A number of people have asked for my reaction to the iPad.
 
I will skip over the name which I think is terrible.  iPad?  Really?
 
Apple gets credit on execution and good packaging of available technology.  That said, their thin slate is an unsurprising product in the context of an evolutionary timeline that spans decades of innovation and effort chasing the slate computing dream.
 
My perspective is also somewhat unique.
 
At WinHEC five years ago, Bill held up a non-functional model of “Haiku”.  It was a concept design effort that I had led as part of incubating ultra-mobile PC, and was aimed at illustrating the type of full-fidelity, device-like mobile PC design that would be achievable in the 5-6 year time frame.

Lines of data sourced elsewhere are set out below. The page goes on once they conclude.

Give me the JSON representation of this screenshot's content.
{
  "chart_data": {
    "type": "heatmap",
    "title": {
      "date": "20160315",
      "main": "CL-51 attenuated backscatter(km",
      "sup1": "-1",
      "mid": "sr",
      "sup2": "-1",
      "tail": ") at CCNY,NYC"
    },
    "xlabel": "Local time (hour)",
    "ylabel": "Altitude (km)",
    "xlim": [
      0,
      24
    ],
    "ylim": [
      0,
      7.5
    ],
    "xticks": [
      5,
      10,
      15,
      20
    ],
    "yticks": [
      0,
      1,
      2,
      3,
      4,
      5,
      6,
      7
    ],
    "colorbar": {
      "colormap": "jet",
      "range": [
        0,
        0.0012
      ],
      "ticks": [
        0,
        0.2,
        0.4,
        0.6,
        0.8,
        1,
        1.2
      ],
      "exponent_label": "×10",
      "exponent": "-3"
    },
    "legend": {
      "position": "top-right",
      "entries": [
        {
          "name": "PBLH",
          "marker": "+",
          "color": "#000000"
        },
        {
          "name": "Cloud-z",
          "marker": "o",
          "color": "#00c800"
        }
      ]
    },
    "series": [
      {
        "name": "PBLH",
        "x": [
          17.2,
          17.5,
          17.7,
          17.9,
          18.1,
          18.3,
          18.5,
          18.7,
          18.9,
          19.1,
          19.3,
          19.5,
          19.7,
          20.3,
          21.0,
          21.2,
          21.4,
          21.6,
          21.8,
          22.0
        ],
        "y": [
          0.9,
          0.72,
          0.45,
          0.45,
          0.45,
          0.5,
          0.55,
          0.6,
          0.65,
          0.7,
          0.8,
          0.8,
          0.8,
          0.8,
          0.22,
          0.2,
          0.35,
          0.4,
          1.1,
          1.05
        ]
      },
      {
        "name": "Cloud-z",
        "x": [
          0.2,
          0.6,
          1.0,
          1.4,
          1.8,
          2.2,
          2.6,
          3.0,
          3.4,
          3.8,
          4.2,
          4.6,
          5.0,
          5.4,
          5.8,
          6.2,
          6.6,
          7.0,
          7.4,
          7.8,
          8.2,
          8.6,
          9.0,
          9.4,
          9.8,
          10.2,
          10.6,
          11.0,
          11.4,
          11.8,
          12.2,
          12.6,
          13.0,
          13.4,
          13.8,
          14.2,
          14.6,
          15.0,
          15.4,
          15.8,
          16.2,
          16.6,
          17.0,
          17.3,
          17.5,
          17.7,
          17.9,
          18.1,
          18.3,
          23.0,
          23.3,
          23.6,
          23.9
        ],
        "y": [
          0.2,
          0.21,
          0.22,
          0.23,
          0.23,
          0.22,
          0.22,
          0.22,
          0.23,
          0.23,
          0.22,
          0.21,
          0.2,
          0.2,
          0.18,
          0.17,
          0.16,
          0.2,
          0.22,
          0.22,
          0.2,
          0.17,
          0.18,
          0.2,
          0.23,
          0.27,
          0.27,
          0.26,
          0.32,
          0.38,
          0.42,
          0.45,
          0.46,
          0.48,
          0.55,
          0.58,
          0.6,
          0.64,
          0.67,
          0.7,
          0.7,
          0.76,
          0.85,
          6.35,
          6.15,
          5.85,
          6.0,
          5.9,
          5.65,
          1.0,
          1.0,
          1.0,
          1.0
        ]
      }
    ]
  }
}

Ultra-mobile PC concept circa 2004/2005

Some key attributes of the class of consumer slate PC envisioned: thin (under half an inch) pure slate form factor, all-day battery life, fully solid-state, fanless, always on/connected, LED-backlit display, WWAN capability, docking connector, pen+touch NUI, and a sub-$500 price point.
 
The Origami ultra-mobile PC effort made progress toward the “Haiku” end-state target, and among other things, created focus on touch as a primary form of display interaction and catalyzed the development of low-power, low-cost Atom CPUs and chipsets.  Those Atom CPUs were subsequently incorporated into small, low-cost laptop designs which Intel dubbed “netbooks” and sold like hotcakes.  The race chasing volume was on.  Building small, cheap laptops was easy and virtually guaranteed to achieve large volumes as an extension of a mainstream category.  By contrast, getting slate right required ongoing investment, and the slate category was still emerging.  The PC industry took the path of least resistance to large unit volumes.
 
Steve Jobs has said that he didn’t know how to build a cheap laptop that wasn’t junk.
 
His answer to a highly mobile computer at a reasonable price point that isn’t junk and isn’t a race to the bottom is a slate.
 
I agree with the logic.
 
As a device, the iPad seems somewhat large and ungainly to me.  With the 7”-display-based Haiku/Origami, I aimed for greater mobility in the tradeoff between mobility and display real estate.  Not having a way to write on a pure slate device the size of piece of paper also seems pretty unnatural to me.  One of the iPad demos shows a legal-pad background for note-taking, but then you have to use the on-screen keyboard.  Say what?  There’s a real cognitive disconnect there.  Of course, display size is highly subjective (hence the many variations in laptops) as is the relative importance of stylus functionality for different users and uses.  There is plenty of room for continued development of and innovation with the slate form factor, and it will be interesting to see how the industry responds to Apple’s interpretation.